Michal Schick, a podcaster, TV writer and host of the panel had an epiphany at the mention of the “Living Waters” of Mandalore.

“The second they said ‘living waters,’ I was like, ‘Well, okay, now we’re just straight up using Jewish terminology,’” Schick said. Living waters is the English translation of mayim chaim, a concept built into immersion in the mikveh.

“There is a ritual purification process that Jews utilize for everything from the utensils and serveware we use to eat with, to people who are newly converted,” Jenn Levine, a producer and writer said in the panel. She also connected Din Djarin’s journey to the waters, after transgressing, to the atonement process of Yom Kippur.

“He still believed ‘I have the ability to be redeemed, I believe in my own ability to access this pure part of myself by going through this ritual that’s so important to my culture,’” Levine said. “And it’s very much the way we view it in Judaism as well.”
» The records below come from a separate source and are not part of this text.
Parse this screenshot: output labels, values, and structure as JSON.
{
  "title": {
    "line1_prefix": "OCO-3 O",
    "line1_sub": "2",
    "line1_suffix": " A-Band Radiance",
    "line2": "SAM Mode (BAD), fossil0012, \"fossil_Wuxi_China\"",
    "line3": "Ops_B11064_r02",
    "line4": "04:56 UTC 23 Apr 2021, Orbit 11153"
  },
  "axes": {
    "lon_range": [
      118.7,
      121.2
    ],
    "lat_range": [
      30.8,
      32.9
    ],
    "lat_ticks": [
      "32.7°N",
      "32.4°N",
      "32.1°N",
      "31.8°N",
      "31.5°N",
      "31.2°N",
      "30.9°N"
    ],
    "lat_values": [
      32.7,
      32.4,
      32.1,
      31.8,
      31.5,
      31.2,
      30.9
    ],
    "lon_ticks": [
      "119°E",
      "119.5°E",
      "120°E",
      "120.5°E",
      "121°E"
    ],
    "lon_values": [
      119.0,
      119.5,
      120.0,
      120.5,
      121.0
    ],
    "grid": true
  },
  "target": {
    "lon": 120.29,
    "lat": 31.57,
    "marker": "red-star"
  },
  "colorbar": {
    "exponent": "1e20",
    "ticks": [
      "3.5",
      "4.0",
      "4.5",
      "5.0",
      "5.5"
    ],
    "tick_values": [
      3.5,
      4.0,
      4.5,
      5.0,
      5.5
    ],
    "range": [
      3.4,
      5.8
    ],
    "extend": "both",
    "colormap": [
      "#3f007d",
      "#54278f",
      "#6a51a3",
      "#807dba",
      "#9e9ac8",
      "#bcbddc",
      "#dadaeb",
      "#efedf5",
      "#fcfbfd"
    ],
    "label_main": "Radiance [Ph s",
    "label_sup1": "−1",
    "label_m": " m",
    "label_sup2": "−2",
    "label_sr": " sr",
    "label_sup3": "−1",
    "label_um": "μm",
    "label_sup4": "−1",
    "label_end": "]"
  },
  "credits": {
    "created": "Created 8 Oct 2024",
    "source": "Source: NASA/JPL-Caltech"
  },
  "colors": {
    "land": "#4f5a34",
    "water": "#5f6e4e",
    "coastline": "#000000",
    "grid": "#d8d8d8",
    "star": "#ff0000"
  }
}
The fate and significance of Mandalore, believed by some to have been all but destroyed, also looms large this season, echoing events in Jewish history like the fall of the Second Temple and the Bar Kokhba Rebellion against the Romans. Bo-Katan Kryze, the onetime princess of the Mandalorians, may occupy the role of Simon bar Kokhba, a second century military leader some believed to be the Messiah. At the end of this season, Bo-Katan succeeds in regaining the home planet and relighting the Great Forge, a kind of rededication of the temple.

“The parallels are just so strong to different points in Jewish history,” said Forward columnist Alex Zeldin on the panel, noting how Bo-Katan’s followers and Din Djarin’s tribe reflect factions from antiquity, as well as more modern schisms in the Zionist movement, like the Haganah, Irgun and Stern Gang.

The panelists, who speculated Jewish involvement (perhaps that of series creator Jon Favreau’s) may be behind many of The Mandalorian’s more obvious metaphors, were careful not to assume Jews were the only religious minorities who may click with the material. (The Sikhs, who, like the Mandalorians, wear headgear and carry weapons as part of their faith come to mind.) But Akiva Weisinger, a Torah teacher in Memphis, argued that being Orthodox enriched his understanding of the show.

Weisinger said he was teaching Exodus when the show’s pilot dropped. The episode ends with Din Djarin finding Grogu (aka Baby Yoda) in a kind of basket. (All panelists agreed that Grogu, due to certain conditions of prophecy, is on track to be a Moses-type figure, if not the Messiah of his age.) Meanwhile, the cryptic title of show’s third season finale, “The Spies,” makes more sense when viewed next to an episode in Numbers, in which the 12 spies survey the Promised Land.

It wouldn’t be the first time the Star Wars universe invites biblical allegory, with the films containing no shortage of messianic messages.  But then there’s also no denying that the original films, whose evil infantry are called “stormtroopers” and whose choreography owes a debt to Leni Riefenstahl, hasn’t also dabbled in Jewish history — just without the Jews.

“I feel like it’s so obvious in retrospect,” said journalist and author Tamar Herman said. “The whole thing started out of inspiration from the Third Reich, so for there to be Jewish representation somewhere in the story — it’s almost offensive that it’s taken this long!”